Il pregiudizio è spesso supportato anche dalla disinformazione che secondo Wali riguarda soprattutto i paesi d’origine di richiedenti asilo e rifugiati: «Quando dico che vengo dall’Afghanistan automaticamente mi danno del terrorista, non ponendosi la domanda sulle ragioni del mio viaggio, e soprattutto creando pregiudizi immotivati ma duri da scardinare.
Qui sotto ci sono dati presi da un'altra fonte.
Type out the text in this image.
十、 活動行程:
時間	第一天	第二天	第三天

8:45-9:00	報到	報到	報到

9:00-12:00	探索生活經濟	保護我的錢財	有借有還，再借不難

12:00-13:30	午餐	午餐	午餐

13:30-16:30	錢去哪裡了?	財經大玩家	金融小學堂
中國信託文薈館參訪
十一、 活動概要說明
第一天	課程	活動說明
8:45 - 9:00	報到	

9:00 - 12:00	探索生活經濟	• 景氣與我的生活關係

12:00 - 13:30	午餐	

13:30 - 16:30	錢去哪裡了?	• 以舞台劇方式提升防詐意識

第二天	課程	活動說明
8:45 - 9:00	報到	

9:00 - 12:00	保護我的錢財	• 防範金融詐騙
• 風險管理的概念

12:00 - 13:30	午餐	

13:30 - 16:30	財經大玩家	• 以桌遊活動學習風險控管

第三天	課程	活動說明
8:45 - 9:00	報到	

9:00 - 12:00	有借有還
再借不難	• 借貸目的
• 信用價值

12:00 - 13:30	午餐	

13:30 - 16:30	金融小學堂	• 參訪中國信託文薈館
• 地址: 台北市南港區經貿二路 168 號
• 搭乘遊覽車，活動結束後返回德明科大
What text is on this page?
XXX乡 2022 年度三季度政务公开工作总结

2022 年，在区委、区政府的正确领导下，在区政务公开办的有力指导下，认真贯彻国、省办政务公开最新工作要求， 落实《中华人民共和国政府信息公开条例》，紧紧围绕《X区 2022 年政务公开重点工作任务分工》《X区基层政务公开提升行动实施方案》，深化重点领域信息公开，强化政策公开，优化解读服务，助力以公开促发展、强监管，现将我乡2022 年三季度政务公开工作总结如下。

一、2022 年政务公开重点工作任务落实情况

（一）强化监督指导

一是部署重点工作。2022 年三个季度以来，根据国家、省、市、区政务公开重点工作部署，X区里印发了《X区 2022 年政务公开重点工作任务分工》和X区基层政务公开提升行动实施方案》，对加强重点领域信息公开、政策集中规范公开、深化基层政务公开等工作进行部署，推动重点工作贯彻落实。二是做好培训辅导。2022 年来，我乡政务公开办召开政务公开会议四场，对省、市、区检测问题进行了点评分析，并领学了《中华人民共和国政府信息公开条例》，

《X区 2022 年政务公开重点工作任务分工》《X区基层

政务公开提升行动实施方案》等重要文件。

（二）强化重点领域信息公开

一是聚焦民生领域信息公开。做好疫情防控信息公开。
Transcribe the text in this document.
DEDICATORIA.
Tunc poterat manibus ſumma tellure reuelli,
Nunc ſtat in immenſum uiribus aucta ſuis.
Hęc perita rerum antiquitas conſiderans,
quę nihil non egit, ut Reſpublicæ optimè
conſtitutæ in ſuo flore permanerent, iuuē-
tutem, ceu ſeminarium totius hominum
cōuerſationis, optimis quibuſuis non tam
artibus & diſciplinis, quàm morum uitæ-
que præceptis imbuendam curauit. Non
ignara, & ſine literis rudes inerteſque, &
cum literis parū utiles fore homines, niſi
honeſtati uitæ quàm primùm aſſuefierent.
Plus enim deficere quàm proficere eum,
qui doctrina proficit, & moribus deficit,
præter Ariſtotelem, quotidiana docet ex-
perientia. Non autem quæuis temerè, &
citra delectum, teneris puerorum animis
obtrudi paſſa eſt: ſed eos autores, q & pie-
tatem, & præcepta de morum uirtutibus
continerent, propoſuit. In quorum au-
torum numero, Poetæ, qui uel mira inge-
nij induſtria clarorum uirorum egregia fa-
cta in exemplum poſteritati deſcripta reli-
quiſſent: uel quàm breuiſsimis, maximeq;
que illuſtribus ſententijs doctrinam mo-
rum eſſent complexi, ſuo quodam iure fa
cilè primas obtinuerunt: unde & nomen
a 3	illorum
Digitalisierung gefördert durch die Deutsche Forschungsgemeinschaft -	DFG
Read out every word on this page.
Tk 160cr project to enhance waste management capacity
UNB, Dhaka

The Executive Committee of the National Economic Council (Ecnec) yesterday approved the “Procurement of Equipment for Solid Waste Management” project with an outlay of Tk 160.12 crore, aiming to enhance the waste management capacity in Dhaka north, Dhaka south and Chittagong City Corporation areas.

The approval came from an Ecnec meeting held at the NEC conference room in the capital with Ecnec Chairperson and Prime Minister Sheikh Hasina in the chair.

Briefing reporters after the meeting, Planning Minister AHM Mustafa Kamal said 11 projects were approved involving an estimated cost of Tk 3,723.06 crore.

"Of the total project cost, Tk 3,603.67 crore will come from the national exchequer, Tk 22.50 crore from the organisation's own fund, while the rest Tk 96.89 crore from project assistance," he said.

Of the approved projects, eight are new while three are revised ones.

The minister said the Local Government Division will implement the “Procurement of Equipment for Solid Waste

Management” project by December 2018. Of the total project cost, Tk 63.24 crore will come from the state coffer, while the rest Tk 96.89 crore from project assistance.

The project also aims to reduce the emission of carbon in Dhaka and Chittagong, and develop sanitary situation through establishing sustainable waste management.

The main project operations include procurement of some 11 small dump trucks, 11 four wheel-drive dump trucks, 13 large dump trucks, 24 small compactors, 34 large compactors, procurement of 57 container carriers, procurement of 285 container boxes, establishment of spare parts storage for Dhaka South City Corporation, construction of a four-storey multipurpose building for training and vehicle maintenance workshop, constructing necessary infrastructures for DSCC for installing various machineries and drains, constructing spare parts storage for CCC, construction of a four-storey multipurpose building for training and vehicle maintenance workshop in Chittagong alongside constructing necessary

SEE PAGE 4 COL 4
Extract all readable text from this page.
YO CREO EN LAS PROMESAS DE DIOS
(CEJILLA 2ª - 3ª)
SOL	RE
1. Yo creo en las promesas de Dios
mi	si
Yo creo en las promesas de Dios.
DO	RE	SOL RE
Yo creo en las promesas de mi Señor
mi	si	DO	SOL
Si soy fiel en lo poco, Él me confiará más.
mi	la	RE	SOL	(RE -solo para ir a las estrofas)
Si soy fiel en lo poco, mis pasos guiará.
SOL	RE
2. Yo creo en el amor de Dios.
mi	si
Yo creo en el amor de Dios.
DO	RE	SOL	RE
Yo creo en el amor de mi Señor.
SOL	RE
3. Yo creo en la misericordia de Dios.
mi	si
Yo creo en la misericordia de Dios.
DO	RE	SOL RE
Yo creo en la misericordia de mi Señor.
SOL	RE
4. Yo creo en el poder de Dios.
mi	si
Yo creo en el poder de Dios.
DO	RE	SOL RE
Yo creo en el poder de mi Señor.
Per Wali la reazione agli stereotipi nei suoi confronti è stata lo studio, sta concludendo adesso il suo corso in mediazione linguistica e già inizia a progettare le tappe di formazione futura: «Vorrei diventare psichiatra, come mio padre, per aiutare tutte quelle persone che durante il viaggio hanno vissuto esperienza inenarrabili e hanno traumi a causa della guerra che hanno vissuto nei propri paesi di origine. Vorrei intraprendere questo percorso anche per il mio fratellastro, era medico in Afghanistan, fino a quando i talebani non l’hanno sottoposto all’elettroshock dopo che si era rifiutato di collaborare, ora è a Crotone, ma non sta bene, non è più tornato quello di una volta».

È indispensabile conoscere le storie e le condizioni geopolitiche di appartenenza perché, ribadisce Wali: «Credo sia necessario soffermarsi a capire le ragioni per le quali una persona scelga di lasciare la sua famiglia, la sua patria natale, per diffondere così una corretta informazione».